魔術の中で、また魔女たちはさまざまなハーブの利用法を行っていましたが、例えば、以下のようなものが挙げられます。
インフュージョン(infusion:煎じ液)
お湯を注いで煎じる方法ですが、魔女たちは煎じる前のハーブに魔法をかけ、冷まして濾過したハーブを秘薬としたといいます。またさまざまなハーブを調合して調合液ともしたようです。
これらは、儀式の中で、また病気を癒すために使用されました。その多くは飲用でしたが、外用として皮膚に塗布したり、お風呂に入れて沐浴する方法もありました。
ポーション(potion:妙薬)
ポーションもまたインフュージョンと同様に、調合液・ハーブティーのことです。ポーションは「液状で服用する薬(または毒)」という意味で、「水薬(みずぐすり)」や「水剤(すいざい)」と呼ばれることもあります。

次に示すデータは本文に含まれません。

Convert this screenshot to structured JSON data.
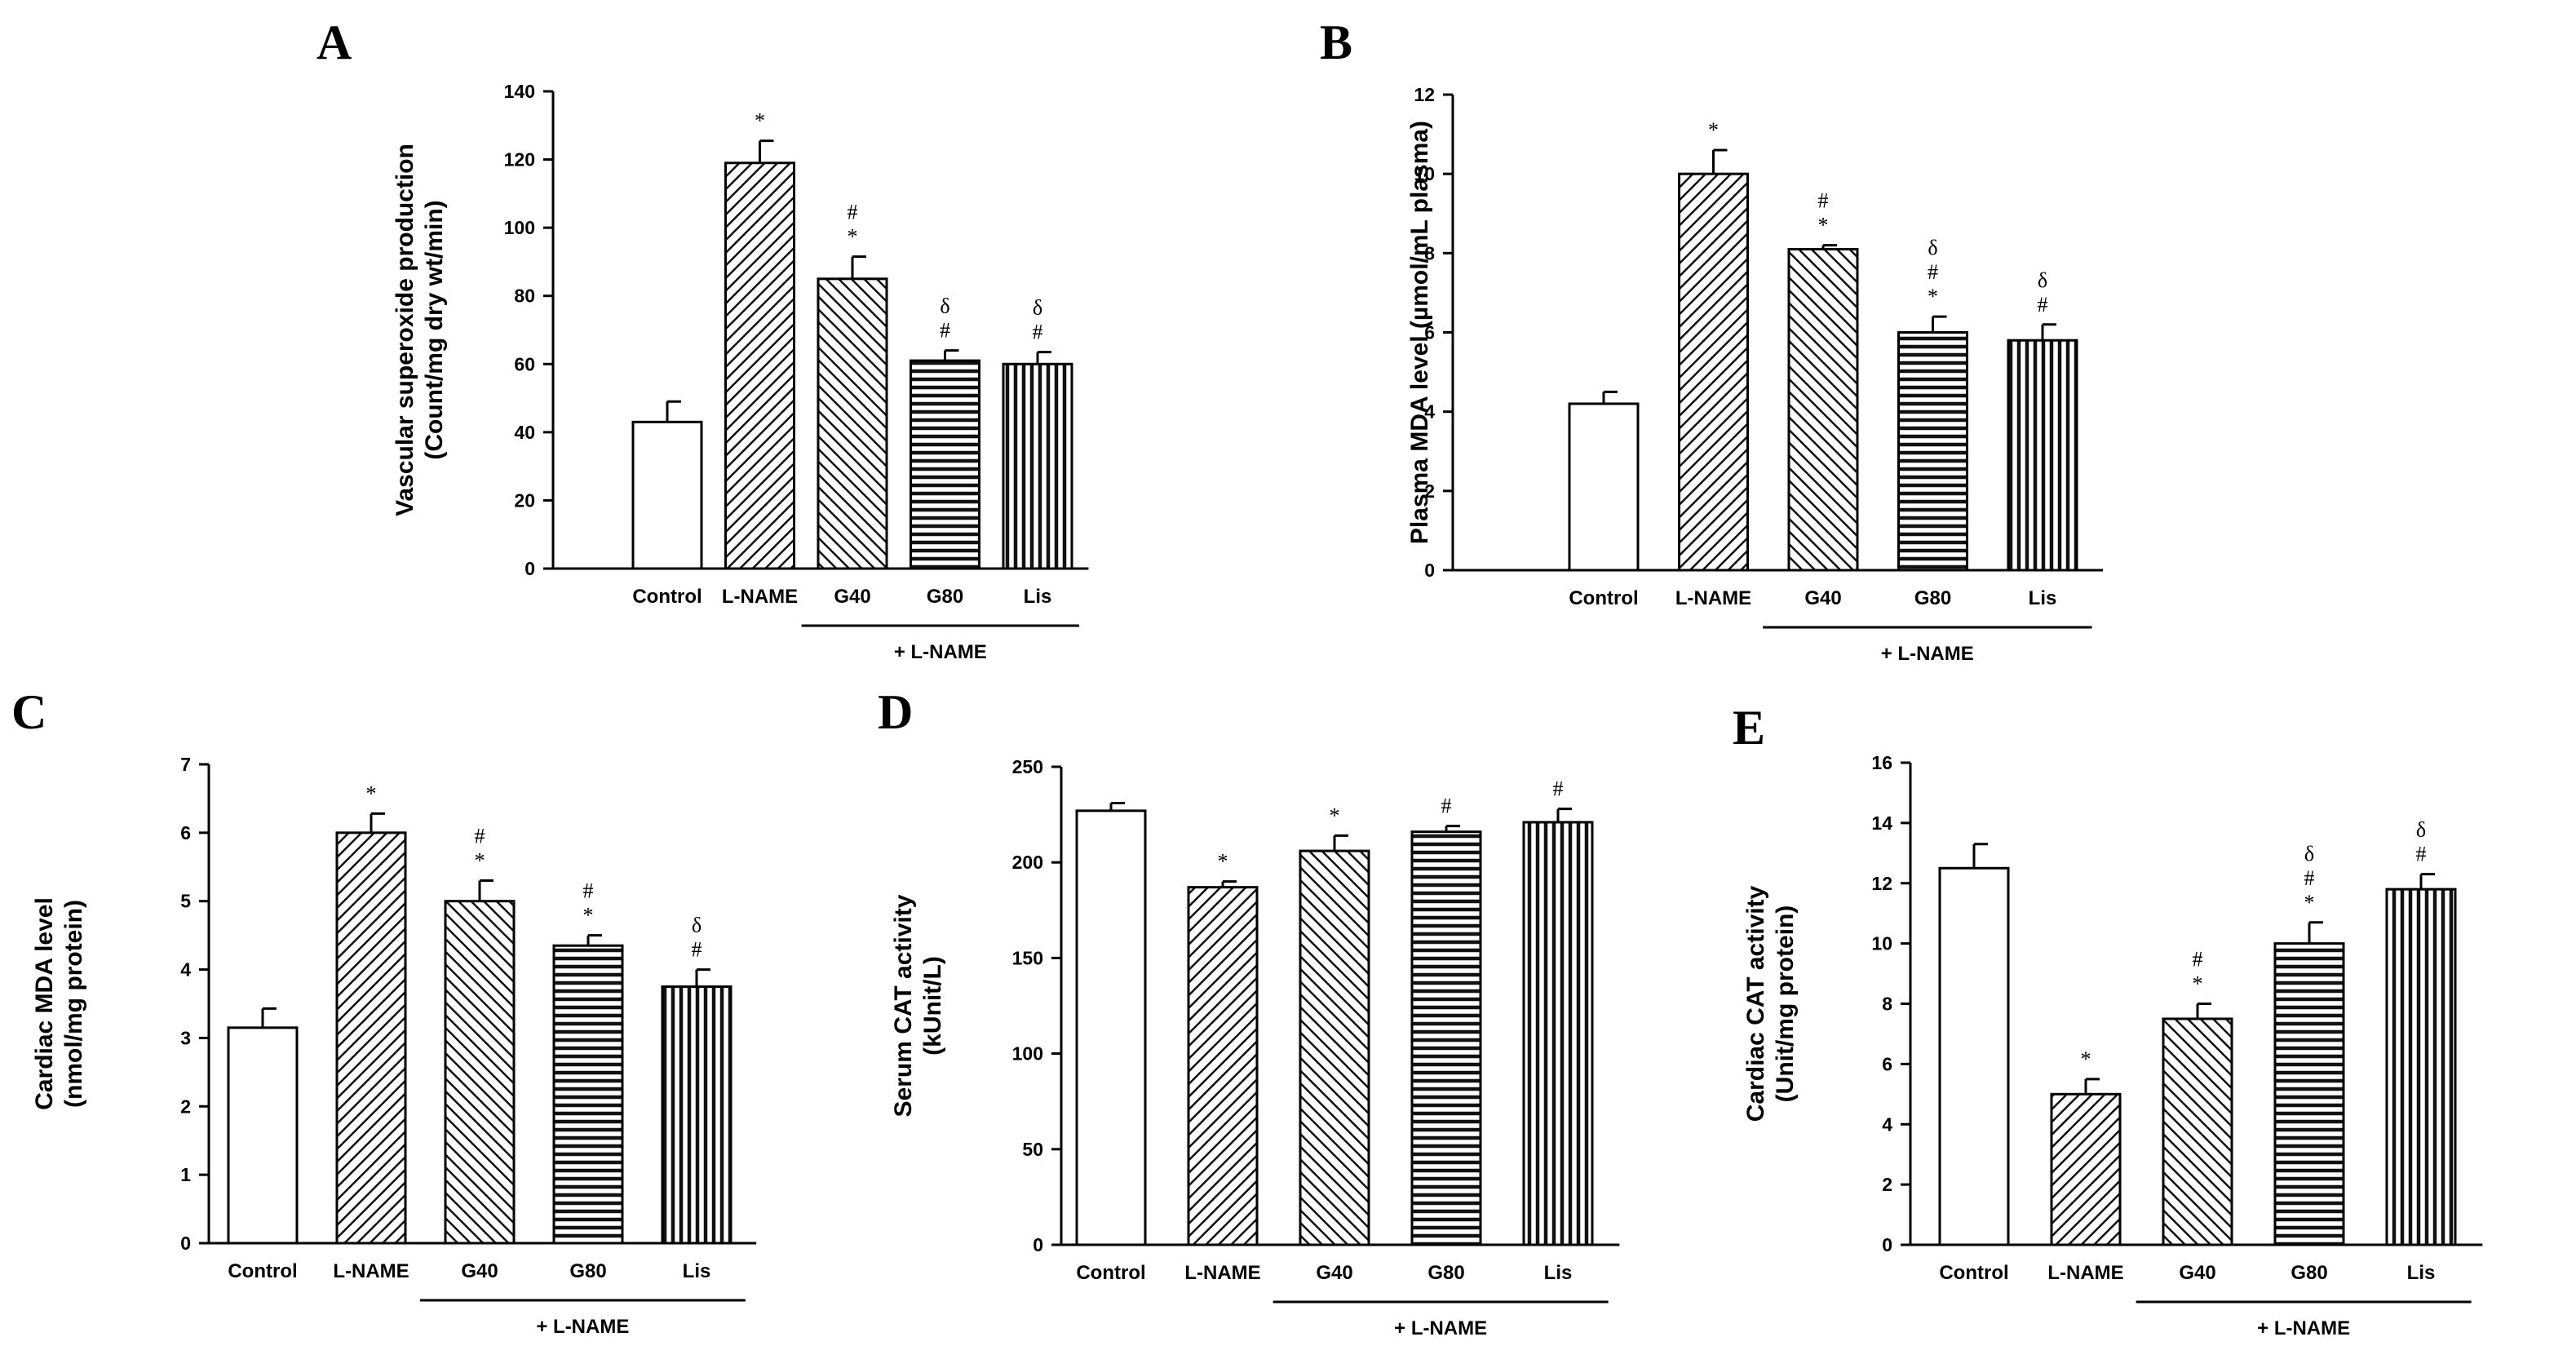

魔術用として”ポーション”と呼ばれるものは、インフュージョン(煎じ液)から作られると解釈される場合もあります。
魔術用に作られるポーションは、月の位相に従って適切な期間を選び、魔術的効果のあるハーブが選ばれました。伝統的に釜で煎じるのがポーションです。
中世ヨーロッパで儀式に利用されたハーブ
魔女たちによる利用に限らず、中世ヨーロッパの儀式で多く利用されたポピュラーなハーブとして、ローズマリーがあります。
ローズマリー(Rosemary、学名:Rosmarinus officinalis)
ローズマリーはその名の通り、「マリアさまのハーブ」として古くから親しまれました。
古代ヨーロッパの時代から薬草として用いられたローズマリーですが、儀式で使われることも多かったのです。
特に中世になると、盛んに栽培されるようになり、当時、「魔除けのハーブ」として有名でした。
クリスマスには、月桂樹やヒイラギと共に、魔除けとして各家庭の玄関に飾られました。また、疫病が流行ったときにも、病を避けることができるとして家庭の門や玄関に飾られました。
特に中世になると、ローズマリーの精油の治癒効果が知られることになります。
薬効のみならず、その強くいつまでも残る香りは、“永遠”の象徴ともされ、結婚式や弔いの儀式にも使用されました。